From all the above, an important aspect of Warsaw Autumn emerges: the new and newest trends are presented in the context of modern classics. The Festival’s identity is that of an event that shows modernity in its relation to tradition. Moreover, the Festival is a debate, a forum for different tendencies and opinions. Finally, the phenomenon of Warsaw Autumn is that it performs its mission continuously, year after year. It is not a one-off event, a news campaign, or a themed concert. The essence of Warsaw Autumn is that it has stayed—for nearly sixty years—the same. And yet it is continuously renewed, following the evolution of art, cultural situation, and overall reality.

Contemporary music in Poland has long functioned on somewhat odd terms; it has been considered hermetic, abstract, and specialist. Hence the challenge undertaken by the organisers, in the new socioeconomic reality of Poland, to overcome that stereotype. Indeed, Warsaw Autumn’s audience continues to grow, sometimes overflowing the concert venues. Importantly, the average age is low. The public is increasingly interested in more refined, complex music. In the last decade or so, a young musical elite has emerged that is not afraid of “difficult” music, and wants to stand out from the mass consumers of pop culture. These people are looking for something new and different; for the exotic in the broad sense of the word. But they also look for music that enriches the listener.

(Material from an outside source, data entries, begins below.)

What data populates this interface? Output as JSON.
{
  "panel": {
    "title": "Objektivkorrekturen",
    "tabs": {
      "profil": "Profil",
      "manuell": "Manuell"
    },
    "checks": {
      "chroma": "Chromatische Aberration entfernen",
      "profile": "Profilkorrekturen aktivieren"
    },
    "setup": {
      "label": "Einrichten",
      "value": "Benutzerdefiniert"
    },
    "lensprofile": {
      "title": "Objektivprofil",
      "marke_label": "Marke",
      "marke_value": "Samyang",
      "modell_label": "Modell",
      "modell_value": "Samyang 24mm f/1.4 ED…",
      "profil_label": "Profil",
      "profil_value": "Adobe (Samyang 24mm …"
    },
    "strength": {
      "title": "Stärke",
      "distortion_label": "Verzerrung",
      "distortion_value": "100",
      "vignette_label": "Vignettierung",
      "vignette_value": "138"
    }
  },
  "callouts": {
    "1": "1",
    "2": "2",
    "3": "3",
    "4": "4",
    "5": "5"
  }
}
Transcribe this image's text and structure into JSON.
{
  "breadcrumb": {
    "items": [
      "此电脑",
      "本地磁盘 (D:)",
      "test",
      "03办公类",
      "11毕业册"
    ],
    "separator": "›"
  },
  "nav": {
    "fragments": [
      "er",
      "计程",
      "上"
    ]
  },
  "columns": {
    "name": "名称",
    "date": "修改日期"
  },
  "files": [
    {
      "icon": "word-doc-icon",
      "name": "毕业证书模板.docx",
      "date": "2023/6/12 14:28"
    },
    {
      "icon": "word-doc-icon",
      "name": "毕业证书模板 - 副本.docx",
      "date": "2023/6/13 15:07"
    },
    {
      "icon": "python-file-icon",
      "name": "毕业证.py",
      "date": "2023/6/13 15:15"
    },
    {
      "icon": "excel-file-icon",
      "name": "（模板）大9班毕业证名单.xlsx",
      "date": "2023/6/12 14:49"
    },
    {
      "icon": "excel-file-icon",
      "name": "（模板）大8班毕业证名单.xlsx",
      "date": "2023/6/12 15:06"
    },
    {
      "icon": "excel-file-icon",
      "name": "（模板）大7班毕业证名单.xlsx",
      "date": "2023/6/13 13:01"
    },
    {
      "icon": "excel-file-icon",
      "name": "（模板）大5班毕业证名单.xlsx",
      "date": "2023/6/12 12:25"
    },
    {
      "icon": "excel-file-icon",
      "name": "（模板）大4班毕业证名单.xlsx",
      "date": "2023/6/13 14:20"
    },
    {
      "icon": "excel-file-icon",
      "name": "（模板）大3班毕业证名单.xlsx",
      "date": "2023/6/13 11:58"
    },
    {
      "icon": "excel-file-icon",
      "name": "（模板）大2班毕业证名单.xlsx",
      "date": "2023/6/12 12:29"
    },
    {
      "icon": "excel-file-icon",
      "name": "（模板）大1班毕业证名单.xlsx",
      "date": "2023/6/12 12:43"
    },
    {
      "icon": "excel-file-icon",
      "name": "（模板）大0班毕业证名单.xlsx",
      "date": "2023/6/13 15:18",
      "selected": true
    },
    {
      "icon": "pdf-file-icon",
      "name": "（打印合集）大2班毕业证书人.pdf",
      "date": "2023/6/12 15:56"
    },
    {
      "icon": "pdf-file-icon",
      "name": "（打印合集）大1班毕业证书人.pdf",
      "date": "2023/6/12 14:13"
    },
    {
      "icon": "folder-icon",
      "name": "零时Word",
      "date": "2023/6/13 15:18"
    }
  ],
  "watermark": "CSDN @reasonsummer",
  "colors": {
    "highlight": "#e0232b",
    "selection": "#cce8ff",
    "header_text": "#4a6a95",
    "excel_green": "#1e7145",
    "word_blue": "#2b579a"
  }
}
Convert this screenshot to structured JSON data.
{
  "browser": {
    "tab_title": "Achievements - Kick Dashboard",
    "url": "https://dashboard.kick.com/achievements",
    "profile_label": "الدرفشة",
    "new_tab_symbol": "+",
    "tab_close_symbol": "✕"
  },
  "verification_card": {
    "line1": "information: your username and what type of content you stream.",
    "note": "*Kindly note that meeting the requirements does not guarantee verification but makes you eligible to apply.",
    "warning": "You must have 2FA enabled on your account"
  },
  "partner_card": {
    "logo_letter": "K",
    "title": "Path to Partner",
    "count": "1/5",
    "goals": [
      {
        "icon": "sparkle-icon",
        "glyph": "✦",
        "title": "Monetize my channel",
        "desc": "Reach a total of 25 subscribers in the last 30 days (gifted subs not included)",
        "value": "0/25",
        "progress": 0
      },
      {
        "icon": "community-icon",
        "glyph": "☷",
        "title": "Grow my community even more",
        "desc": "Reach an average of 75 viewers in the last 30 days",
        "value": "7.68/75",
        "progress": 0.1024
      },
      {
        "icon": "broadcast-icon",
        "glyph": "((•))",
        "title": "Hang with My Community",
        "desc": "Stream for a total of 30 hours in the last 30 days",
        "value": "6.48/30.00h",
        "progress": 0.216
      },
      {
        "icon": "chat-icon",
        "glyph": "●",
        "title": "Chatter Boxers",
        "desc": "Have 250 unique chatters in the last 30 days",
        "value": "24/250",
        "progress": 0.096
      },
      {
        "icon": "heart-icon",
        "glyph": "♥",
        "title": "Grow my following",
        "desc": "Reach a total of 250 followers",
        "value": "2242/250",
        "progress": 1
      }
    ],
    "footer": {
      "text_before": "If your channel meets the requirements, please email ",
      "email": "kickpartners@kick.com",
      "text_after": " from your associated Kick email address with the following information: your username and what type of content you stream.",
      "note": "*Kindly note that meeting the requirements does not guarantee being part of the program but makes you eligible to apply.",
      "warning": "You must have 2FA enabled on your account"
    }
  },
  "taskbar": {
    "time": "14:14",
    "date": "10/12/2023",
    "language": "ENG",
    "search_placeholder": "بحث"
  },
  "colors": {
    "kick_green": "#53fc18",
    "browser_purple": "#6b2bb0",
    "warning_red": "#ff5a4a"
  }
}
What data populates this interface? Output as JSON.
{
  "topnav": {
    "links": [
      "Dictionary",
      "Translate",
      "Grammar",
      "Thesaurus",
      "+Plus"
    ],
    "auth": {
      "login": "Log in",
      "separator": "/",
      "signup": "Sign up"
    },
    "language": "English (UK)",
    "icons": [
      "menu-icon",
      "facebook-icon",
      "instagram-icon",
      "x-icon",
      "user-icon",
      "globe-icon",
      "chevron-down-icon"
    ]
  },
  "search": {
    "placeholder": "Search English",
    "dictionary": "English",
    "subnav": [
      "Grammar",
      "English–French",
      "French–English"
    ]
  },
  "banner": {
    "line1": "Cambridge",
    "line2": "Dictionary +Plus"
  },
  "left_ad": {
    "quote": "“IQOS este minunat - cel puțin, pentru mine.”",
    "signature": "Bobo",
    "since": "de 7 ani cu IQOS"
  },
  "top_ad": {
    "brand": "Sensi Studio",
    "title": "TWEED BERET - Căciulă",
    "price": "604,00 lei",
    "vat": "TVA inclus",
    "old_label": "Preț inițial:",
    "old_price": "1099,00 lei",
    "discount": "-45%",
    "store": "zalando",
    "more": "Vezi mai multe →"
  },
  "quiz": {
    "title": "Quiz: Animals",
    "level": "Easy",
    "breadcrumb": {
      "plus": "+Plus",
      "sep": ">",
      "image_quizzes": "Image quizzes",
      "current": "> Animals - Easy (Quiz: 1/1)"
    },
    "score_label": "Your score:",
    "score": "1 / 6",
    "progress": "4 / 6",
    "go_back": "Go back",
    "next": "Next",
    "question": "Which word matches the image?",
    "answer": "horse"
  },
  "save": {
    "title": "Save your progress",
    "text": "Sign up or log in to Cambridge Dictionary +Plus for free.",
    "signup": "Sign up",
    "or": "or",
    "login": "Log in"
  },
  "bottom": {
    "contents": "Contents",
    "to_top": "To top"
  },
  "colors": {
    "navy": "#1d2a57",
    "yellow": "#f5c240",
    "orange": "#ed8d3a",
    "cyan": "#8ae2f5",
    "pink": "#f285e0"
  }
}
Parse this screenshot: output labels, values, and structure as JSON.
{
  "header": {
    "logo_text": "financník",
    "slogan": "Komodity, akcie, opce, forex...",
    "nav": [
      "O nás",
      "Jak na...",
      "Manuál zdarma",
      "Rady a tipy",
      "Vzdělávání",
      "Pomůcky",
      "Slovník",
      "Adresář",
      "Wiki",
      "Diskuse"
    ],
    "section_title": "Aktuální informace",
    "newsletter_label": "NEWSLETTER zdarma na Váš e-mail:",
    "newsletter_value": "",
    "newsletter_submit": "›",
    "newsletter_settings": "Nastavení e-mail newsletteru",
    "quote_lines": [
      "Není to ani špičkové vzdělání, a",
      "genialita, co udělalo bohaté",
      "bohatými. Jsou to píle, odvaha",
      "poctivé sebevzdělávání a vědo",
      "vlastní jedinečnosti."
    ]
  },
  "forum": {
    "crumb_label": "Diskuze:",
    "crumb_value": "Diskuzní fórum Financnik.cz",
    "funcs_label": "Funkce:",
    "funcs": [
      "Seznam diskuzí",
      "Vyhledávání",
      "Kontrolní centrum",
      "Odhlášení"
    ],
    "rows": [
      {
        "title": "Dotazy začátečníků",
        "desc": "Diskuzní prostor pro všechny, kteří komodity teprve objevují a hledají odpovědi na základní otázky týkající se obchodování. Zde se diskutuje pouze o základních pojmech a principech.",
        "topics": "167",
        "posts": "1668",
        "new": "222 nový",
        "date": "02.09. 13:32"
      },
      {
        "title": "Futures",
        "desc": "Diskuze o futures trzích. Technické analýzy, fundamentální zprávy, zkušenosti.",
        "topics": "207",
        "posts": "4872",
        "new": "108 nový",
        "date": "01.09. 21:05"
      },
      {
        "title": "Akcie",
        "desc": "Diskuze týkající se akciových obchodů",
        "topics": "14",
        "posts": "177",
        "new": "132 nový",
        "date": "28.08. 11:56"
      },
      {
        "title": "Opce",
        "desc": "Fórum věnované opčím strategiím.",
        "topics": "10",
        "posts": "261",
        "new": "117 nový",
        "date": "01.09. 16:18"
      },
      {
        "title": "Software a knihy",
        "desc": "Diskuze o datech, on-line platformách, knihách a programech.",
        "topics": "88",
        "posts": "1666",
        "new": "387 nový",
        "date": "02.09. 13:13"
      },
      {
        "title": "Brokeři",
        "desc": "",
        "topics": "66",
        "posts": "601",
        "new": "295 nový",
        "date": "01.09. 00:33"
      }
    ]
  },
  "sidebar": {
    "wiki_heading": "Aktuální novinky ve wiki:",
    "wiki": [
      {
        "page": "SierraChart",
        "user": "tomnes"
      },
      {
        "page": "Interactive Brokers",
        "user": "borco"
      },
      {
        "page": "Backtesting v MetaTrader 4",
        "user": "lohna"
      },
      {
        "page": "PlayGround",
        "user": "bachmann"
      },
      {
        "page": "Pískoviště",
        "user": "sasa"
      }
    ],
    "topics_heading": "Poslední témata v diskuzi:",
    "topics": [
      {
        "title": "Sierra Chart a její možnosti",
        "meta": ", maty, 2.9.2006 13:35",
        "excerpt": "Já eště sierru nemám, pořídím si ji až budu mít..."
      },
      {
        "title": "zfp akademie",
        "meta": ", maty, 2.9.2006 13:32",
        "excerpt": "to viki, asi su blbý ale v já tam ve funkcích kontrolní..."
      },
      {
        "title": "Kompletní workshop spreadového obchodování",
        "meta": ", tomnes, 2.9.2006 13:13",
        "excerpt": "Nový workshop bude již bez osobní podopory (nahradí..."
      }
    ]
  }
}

In today’s world, dominated by the internet, contemporary music has moved away from the ridiculous or the indifferent of yesterday. A large number of new festivals, initiatives, and projects are created around new music. The question today is no more whether contemporary music makes sense but what it really is—whether modern music can only make sense in the historical context of the Western tradition of serious art music.

All obstacles and difficulties notwithstanding, Warsaw Autumn remains a creative event with first-class achievements and an international reputation. It is Warsaw’s cultural flagship. Warsaw Autumn has cooperated with leading Polish cultural institutions including the National Philharmonic, Grand Theatre–Polish National Opera, Polish Radio, Polish Television, Adam Mickiewicz Institute, National Audiovisual Institute, and National Institute of Music and Dance, as well as, significantly, the embassies, cultural institutes and foundations of the many countries whose music is represented at the festival. When Warsaw Autumn has a national or regional theme, the cooperation is very close, such as in 1998 with a Scandinavian programme supported by the Nordic Council of Ministers, Pierre Boulez’s 80th anniversary with French cultural institutions on the 80th anniversary of the composer’s birth, the Polish–German Year in 2005, and the North Rhine–Westphalia Cultural Season in Poland in 2011.

The atmosphere of the Festival has certainly changed in recent years, compared to the early 1990s and earlier. Our concerts have expanded to different venues across Warsaw in search of new audiences: apart from traditional venues such as the Warsaw Philharmonic, Music Academy, theatres, and churches, Warsaw Autumn now also take place in less “classic” places: sports halls, old factories, modern buildings, and clubs. New colour is being added to the Festival by young people, who prevail in the audience. They are not professional musicians or artists: they just participate in culture. As to the music itself, it increasingly often features an electroacoustic layer. Concerts require complex systems of sound distribution. Composers treat space as an important factor of form. They introduce video projections and new technologies. A good example is the audiovisual orchestra concert presented during the 48th Warsaw Autumn Festival. The incredible scenery of the Highest Voltage Hall’s “futuristic” facilities, wonderfully illuminated by Polish Television, became an additional element of the show.

But don’t be misled by the spectacular character of these big projects. This is the way contemporary composers think and write. This is a feature of the present. Keeping up with this trend, Warsaw Autumn consistently maintains its credibility as a place where independent and disinterested art, free from commercial aspects, is cultivated. Every guest at Warsaw Autumn concerts can be confident to be hearing the best and latest from the world of new music.